Wrestling IS Performance Art: Deal With It
Ibushi entered the match with a badly weakened ankle. White focused his relentless assault on it throughout. Ibushi sold it with an agonised pathos. White cut off every hopeless, brave comeback with perfectly-timed viciousness. Time and time again, using merciless heel tactics, White eviscerated all hope with a d*ckhead smile.

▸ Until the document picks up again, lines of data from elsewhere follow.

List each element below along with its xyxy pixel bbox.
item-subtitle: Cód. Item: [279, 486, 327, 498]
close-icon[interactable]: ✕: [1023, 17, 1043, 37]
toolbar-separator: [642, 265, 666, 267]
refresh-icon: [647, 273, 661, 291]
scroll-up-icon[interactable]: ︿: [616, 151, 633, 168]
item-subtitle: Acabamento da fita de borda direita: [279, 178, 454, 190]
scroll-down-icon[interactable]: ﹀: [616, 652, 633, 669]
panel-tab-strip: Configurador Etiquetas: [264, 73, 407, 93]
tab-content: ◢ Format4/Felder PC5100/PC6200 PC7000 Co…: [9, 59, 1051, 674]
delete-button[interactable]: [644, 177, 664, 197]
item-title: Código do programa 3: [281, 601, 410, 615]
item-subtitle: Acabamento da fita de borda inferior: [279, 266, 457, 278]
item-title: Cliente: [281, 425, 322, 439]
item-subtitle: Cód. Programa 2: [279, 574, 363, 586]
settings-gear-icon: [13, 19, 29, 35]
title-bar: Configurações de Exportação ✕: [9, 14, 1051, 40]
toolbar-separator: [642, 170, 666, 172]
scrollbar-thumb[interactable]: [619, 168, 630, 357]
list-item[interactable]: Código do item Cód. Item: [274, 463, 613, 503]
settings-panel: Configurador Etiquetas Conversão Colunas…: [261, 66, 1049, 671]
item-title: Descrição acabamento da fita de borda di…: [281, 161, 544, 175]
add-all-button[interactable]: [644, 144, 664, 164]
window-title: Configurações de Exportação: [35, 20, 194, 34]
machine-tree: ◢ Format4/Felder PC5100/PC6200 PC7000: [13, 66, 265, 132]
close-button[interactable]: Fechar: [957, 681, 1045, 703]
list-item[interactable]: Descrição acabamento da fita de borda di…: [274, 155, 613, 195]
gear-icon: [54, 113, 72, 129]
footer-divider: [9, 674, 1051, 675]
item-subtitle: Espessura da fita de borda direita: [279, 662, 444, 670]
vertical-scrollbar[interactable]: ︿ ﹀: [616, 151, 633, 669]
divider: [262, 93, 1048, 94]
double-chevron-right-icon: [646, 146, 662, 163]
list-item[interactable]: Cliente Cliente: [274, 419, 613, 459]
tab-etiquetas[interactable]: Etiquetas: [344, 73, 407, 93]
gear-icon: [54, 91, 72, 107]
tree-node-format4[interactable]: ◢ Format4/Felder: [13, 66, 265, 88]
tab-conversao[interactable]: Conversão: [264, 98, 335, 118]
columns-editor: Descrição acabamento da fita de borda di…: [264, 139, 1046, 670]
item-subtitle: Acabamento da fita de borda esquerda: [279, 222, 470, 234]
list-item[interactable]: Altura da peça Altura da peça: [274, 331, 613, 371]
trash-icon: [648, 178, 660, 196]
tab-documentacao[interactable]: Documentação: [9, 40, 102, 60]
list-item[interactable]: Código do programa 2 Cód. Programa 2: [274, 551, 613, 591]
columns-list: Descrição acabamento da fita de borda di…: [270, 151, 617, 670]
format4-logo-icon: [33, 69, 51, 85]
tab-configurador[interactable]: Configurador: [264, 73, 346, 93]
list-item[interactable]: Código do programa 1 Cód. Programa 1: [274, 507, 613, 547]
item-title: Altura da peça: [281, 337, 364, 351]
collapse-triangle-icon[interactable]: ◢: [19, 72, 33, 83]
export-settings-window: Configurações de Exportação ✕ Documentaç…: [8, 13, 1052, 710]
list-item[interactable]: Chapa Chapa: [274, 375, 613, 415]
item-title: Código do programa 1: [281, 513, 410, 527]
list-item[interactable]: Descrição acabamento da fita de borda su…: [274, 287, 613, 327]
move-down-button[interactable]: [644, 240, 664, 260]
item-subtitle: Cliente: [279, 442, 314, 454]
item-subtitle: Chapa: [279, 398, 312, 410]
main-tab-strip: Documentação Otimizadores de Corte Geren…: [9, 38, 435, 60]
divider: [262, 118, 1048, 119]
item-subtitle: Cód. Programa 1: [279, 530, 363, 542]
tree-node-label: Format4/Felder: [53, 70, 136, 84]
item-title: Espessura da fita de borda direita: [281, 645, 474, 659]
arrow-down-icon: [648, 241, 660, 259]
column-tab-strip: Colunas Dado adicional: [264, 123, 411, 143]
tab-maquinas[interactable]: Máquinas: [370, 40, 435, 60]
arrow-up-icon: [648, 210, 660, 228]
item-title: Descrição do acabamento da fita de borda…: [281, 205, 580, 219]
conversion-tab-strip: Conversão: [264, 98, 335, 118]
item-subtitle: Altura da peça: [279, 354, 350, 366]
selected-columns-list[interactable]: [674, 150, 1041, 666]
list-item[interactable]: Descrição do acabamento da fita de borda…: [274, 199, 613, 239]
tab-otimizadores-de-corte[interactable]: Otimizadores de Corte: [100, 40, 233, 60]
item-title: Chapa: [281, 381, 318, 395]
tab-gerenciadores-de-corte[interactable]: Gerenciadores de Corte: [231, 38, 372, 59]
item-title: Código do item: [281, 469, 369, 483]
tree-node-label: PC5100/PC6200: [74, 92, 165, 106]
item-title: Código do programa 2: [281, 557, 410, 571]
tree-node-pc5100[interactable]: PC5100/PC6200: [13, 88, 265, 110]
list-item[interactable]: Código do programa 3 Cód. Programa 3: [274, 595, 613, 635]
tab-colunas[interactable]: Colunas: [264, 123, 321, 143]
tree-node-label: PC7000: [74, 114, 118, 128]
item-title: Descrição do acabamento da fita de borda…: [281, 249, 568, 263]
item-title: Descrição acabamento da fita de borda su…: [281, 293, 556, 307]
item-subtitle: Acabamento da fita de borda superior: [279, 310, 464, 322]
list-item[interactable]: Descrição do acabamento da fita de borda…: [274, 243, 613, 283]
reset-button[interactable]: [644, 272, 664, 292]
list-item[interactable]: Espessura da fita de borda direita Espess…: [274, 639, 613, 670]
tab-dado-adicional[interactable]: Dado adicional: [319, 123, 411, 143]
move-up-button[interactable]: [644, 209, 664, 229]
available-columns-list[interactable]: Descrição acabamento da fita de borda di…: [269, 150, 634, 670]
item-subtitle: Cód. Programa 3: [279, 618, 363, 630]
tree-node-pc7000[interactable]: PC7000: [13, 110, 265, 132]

Not a godd*mn soul in that sold-out Budokan Hall gave one iota of a f*ck that Ibushi once wrestled an inflatable doll. Everybody in that molten crowd created a deafening cacophony when he transformed, seamlessly, from injured hero to unbeatable warrior in his awesome fighting spirit spot. This was as pure a distillation of suspension of disbelief as you’ll ever see. Worked into this state by two masters under the most classic of dynamics, the entire crowd powered this ultra-badass comeback as if it were all real. And this match, unlike some of Ibushi’s more divisive work, wasn’t too real. Ibushi, the wrestler, is arguably too committed. This was Ibushi, the worker, revealing himself as a true genius of the old form.
Next-level aerialist Kota Ibushi didn’t do one “flip” in that match because he was too busy convincing the Budokan that his ankle would not allow him to. When he finally overcame that weasel heel, people cried, gripped in the drama of the moment. If the talent is great enough, the old magic still works.